Kikuchi Daniel S, Kwapong Yaa A, Schär Michael, Weiss Robert G, Sun Kevin, Brown Todd T, Piggott Damani A, Minhas Anum S, Gerstenblith Gary, Soleimani-Fard Alborz, Leucker Thorsten M, Hays Allison G
Internal Medicine, Department of Medicine Johns Hopkins University School of Medicine Baltimore MD USA.
The Ciccarone Center for the Prevention of Cardiovascular Diseases Johns Hopkins University School of Medicine Baltimore MD USA.
J Am Heart Assoc. 2024 Dec 3;13(23):e035975. doi: 10.1161/JAHA.124.035975. Epub 2024 Nov 22.
HIV-associated cardiovascular disease (CVD) is increasing in prevalence. The mechanisms underlying the heightened cardiovascular risk faced by people with HIV (PWH), however, remain poorly defined. Recent studies indicate an important role of lipoprotein(a) (Lp[a]) in predicting CVD risk in the general population, but little is known regarding its role in HIV-associated CVD. Thus, we sought to evaluate whether Lp(a) is elevated in PWH and if it is associated with impaired coronary endothelial function (CEF), a known mediator of CVD in PWH.

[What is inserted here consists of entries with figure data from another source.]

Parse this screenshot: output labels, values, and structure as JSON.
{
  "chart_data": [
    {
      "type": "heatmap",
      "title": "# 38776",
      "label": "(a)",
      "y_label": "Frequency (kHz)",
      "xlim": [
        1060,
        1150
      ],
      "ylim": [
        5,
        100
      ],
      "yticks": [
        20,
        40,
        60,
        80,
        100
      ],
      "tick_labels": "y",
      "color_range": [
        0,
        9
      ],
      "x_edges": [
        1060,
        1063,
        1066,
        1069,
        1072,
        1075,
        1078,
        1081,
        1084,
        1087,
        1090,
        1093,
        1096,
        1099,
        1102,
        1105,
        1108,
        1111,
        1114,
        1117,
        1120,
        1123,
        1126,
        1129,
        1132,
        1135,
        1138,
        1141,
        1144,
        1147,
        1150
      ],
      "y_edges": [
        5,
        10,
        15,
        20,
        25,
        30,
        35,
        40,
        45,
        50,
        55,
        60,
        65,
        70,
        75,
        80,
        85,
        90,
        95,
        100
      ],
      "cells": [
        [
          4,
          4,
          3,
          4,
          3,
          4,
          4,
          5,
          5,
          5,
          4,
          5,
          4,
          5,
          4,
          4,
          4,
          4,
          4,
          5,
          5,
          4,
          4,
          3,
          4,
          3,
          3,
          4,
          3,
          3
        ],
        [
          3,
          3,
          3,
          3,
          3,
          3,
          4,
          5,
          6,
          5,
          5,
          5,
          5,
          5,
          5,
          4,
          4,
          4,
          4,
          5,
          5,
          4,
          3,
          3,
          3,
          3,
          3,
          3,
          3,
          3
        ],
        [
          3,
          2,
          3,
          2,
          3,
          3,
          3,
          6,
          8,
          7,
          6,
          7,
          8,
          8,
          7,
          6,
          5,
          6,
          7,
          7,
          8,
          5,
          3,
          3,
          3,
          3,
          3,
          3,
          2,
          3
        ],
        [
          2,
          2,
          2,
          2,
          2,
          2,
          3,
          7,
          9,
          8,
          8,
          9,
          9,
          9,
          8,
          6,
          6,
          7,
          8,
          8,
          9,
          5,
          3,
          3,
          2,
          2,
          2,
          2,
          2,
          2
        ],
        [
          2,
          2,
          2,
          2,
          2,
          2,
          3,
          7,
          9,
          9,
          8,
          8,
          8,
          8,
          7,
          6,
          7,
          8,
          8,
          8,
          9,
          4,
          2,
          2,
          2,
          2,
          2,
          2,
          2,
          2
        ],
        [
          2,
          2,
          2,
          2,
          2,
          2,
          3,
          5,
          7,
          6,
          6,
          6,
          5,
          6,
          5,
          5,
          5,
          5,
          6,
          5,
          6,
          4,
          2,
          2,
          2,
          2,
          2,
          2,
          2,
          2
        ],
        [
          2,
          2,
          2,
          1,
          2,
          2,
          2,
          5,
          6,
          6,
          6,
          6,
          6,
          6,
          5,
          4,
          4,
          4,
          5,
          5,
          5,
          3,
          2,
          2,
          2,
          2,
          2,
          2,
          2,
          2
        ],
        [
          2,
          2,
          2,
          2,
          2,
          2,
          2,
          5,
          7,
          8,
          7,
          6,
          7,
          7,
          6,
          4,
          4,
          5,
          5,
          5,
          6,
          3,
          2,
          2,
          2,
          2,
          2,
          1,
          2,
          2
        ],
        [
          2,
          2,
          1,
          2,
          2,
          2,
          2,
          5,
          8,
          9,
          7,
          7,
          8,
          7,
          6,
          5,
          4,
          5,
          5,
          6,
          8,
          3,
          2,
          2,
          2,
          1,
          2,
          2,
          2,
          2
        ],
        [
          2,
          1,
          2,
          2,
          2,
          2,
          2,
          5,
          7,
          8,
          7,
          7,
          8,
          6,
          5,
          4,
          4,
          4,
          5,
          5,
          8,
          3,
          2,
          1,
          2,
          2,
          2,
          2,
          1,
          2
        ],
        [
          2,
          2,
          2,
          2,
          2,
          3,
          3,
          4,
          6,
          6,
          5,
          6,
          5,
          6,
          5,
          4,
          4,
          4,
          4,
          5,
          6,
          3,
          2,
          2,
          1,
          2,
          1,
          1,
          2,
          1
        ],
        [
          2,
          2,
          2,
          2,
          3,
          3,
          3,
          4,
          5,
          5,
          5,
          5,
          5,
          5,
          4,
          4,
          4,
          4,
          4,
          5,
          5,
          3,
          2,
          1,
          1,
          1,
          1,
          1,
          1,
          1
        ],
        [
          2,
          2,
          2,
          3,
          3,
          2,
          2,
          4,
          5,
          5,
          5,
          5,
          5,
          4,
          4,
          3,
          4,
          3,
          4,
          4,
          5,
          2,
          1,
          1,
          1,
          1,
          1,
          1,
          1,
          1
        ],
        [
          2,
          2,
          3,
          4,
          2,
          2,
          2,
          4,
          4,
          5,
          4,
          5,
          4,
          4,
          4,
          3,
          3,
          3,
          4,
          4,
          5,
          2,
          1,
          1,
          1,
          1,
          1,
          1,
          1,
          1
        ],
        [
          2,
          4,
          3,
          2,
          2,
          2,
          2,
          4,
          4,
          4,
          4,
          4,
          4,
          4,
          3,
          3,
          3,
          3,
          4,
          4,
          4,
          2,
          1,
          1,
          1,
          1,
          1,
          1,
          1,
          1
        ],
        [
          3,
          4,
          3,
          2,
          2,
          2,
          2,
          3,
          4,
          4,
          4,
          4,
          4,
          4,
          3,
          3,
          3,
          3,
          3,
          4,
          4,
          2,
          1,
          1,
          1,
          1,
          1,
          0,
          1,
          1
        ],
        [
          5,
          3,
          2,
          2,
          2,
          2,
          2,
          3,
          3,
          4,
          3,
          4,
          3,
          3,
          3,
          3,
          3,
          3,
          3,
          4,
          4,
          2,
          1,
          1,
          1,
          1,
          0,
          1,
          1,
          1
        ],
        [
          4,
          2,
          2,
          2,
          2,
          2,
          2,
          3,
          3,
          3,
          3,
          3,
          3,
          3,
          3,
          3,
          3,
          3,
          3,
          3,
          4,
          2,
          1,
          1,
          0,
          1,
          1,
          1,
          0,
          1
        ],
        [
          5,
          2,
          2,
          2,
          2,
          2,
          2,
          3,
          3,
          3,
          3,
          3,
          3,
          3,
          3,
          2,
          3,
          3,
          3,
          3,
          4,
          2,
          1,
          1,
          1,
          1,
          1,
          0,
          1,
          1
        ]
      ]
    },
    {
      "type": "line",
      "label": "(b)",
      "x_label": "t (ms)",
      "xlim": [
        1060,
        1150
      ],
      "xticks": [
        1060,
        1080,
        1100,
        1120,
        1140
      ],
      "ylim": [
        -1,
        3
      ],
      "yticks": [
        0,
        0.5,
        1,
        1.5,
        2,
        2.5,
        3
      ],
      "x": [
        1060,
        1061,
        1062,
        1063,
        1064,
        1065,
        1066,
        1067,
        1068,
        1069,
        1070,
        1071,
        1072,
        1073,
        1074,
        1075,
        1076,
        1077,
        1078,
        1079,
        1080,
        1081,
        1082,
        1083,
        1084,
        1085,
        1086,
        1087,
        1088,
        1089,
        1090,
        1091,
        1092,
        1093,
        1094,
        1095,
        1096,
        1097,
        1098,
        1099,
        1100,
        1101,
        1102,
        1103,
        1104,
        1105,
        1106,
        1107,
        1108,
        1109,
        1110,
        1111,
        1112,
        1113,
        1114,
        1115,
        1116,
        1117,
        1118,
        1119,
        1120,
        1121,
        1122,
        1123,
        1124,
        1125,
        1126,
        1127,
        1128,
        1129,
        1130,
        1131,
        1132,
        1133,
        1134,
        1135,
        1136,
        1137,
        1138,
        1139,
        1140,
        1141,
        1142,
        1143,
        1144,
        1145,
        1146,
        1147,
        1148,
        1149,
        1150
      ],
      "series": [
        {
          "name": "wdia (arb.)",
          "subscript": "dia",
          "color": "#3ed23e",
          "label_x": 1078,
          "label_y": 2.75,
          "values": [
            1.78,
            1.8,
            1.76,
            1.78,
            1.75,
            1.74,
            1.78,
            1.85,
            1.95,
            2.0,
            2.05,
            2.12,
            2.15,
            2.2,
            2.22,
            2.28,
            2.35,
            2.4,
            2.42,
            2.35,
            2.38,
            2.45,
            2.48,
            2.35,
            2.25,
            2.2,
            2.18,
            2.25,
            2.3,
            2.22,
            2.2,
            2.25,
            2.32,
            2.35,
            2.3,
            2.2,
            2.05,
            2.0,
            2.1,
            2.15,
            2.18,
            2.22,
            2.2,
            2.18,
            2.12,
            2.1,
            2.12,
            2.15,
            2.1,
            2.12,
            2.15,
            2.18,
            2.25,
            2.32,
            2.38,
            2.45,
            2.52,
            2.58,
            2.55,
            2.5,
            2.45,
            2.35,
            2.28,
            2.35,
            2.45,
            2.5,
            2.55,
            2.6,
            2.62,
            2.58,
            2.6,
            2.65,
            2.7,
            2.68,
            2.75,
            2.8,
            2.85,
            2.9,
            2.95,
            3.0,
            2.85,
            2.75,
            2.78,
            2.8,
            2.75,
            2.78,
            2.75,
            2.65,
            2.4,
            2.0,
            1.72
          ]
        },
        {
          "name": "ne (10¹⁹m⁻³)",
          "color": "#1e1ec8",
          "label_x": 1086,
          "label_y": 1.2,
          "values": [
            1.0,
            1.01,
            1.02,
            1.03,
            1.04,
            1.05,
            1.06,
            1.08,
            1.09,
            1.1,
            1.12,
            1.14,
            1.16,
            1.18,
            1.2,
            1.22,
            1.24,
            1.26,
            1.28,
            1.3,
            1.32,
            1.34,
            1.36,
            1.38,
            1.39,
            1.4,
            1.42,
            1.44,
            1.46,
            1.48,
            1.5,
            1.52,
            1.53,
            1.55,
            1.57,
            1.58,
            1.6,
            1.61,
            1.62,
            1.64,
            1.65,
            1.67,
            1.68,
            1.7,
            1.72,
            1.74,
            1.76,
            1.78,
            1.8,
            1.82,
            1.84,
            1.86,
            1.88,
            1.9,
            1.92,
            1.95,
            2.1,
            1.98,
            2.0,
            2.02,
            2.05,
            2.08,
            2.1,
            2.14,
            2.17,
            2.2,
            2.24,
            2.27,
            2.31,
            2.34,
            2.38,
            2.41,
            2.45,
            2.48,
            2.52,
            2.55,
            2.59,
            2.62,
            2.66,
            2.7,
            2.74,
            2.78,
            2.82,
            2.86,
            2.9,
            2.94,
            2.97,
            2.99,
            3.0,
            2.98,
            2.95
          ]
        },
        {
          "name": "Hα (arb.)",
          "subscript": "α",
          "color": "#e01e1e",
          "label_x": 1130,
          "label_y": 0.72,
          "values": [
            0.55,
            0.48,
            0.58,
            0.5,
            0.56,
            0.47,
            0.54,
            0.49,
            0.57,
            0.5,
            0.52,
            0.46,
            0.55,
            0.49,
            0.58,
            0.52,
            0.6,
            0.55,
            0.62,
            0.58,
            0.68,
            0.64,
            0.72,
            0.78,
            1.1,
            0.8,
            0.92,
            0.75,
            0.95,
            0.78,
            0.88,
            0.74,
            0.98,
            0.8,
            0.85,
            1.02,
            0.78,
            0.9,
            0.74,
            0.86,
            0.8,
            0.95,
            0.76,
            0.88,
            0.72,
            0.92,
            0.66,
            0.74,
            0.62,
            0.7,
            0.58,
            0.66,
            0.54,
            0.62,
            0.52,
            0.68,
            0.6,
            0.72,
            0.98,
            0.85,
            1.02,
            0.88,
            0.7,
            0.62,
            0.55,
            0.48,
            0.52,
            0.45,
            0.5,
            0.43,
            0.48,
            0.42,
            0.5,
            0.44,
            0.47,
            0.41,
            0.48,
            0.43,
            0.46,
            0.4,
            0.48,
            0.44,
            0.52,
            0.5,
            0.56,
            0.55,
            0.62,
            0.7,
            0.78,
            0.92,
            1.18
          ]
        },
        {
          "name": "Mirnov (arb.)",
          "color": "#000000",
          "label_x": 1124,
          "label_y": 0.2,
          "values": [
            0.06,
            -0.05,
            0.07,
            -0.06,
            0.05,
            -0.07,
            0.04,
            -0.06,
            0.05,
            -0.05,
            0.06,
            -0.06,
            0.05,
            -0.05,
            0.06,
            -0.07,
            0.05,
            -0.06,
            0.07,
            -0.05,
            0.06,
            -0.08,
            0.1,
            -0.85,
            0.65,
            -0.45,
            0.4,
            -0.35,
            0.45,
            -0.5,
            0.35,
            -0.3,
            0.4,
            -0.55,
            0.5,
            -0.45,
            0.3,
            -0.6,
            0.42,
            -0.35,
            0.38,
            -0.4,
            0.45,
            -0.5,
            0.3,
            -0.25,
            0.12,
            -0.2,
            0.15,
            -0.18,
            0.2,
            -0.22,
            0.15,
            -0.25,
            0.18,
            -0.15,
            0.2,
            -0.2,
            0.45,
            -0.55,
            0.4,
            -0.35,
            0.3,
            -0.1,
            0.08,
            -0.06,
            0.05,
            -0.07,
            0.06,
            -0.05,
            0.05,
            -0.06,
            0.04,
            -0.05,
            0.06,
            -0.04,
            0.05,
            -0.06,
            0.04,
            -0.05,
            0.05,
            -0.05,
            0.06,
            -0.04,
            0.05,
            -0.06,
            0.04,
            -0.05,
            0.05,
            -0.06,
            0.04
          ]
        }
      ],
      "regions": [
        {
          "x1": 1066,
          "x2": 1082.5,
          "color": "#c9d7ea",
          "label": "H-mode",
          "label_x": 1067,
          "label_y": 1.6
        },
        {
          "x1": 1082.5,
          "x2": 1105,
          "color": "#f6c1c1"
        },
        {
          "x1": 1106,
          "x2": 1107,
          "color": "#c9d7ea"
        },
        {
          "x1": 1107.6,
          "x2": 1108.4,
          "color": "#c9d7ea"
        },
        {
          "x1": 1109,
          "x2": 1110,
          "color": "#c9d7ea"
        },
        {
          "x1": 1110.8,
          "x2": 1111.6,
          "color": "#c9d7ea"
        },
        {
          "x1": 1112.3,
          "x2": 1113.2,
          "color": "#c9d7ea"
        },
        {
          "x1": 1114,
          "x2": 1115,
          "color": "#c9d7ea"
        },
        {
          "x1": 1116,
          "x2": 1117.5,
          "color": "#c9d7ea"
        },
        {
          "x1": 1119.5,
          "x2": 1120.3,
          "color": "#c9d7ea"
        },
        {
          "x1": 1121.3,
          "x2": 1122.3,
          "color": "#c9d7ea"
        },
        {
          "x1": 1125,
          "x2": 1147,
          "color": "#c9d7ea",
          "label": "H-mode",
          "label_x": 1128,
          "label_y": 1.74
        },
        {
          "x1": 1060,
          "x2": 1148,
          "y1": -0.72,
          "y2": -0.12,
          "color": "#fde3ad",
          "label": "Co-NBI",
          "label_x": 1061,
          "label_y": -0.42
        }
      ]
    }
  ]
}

In this cross-sectional study, cardiac magnetic resonance imaging with isometric handgrip exercise, an endothelial dependent stressor, was performed to assess CEF in 65 PWH and 52 controls without HIV. Percent changes in coronary cross-sectional area and coronary blood flow from rest to stress were used to quantify CEF. Lp(a) levels were assessed by immunoturbidimetric assay at the time of magnetic resonance imaging. Lp(a) levels were higher in PWH compared with controls (78 nmol/L [39-137 nmol/L] versus 45.5 nmol/L [18-102.5 nmol/L], <0.01). Both percent change in coronary cross-sectional area (0.38% [-6.1% to 5.4%] versus 7.43% [2.4%-11.2%], <0.0005) and coronary blood flow (9.1% [-1.3% to 23.1%] versus 24.1% [3.3%-39.8%], <0.05) were lower in PWH compared with controls. In PWH, Lp(a) was inversely associated with percent change in coronary cross-sectional area (β=-6.18±1.01%/nmol/L, <0.001) but not with percent change in coronary blood flow even after adjustment for confounding risk factors. No association between Lp(a) and measures of CEF was observed in individuals without HIV.
Lp(a) concentrations are elevated in PWH and inversely related to CEF in PWH.
与HIV相关的心血管疾病(CVD)患病率正在上升。然而,HIV感染者(PWH)面临心血管疾病风险增加的潜在机制仍未明确。最近的研究表明脂蛋白(a)(Lp[a])在预测普通人群CVD风险中起重要作用,但对于其在与HIV相关的CVD中的作用知之甚少。因此,我们试图评估PWH的Lp(a)水平是否升高,以及它是否与冠状动脉内皮功能(CEF)受损有关,CEF是PWH中已知的CVD介质。
在这项横断面研究中,对65名PWH和52名无HIV的对照者进行了心脏磁共振成像检查,并进行等长握力运动(一种内皮依赖性应激源)以评估CEF。从静息状态到应激状态冠状动脉横截面积和冠状动脉血流的百分比变化用于量化CEF。在磁共振成像时通过免疫比浊法评估Lp(a)水平。与对照组相比,PWH的Lp(a)水平更高(78 nmol/L [39 - 137 nmol/L] 对 45.5 nmol/L [18 - 102.5 nmol/L],<0.01)。与对照组相比,PWH的冠状动脉横截面积百分比变化(0.38% [-6.1% 至 5.4%] 对 7.43% [2.4% - 11.2%],<0.0005)和冠状动脉血流百分比变化(9.1% [-1.3% 至 23.1%] 对 24.1% [3.3% - 39.8%],<0.05)均较低。在PWH中,Lp(a)与冠状动脉横截面积百分比变化呈负相关(β = -6.18 ± 1.01%/nmol/L,<0.001),但即使在调整混杂风险因素后,与冠状动脉血流百分比变化也无相关性。在无HIV的个体中未观察到Lp(a)与CEF测量值之间的关联。
PWH的Lp(a)浓度升高,且与PWH的CEF呈负相关。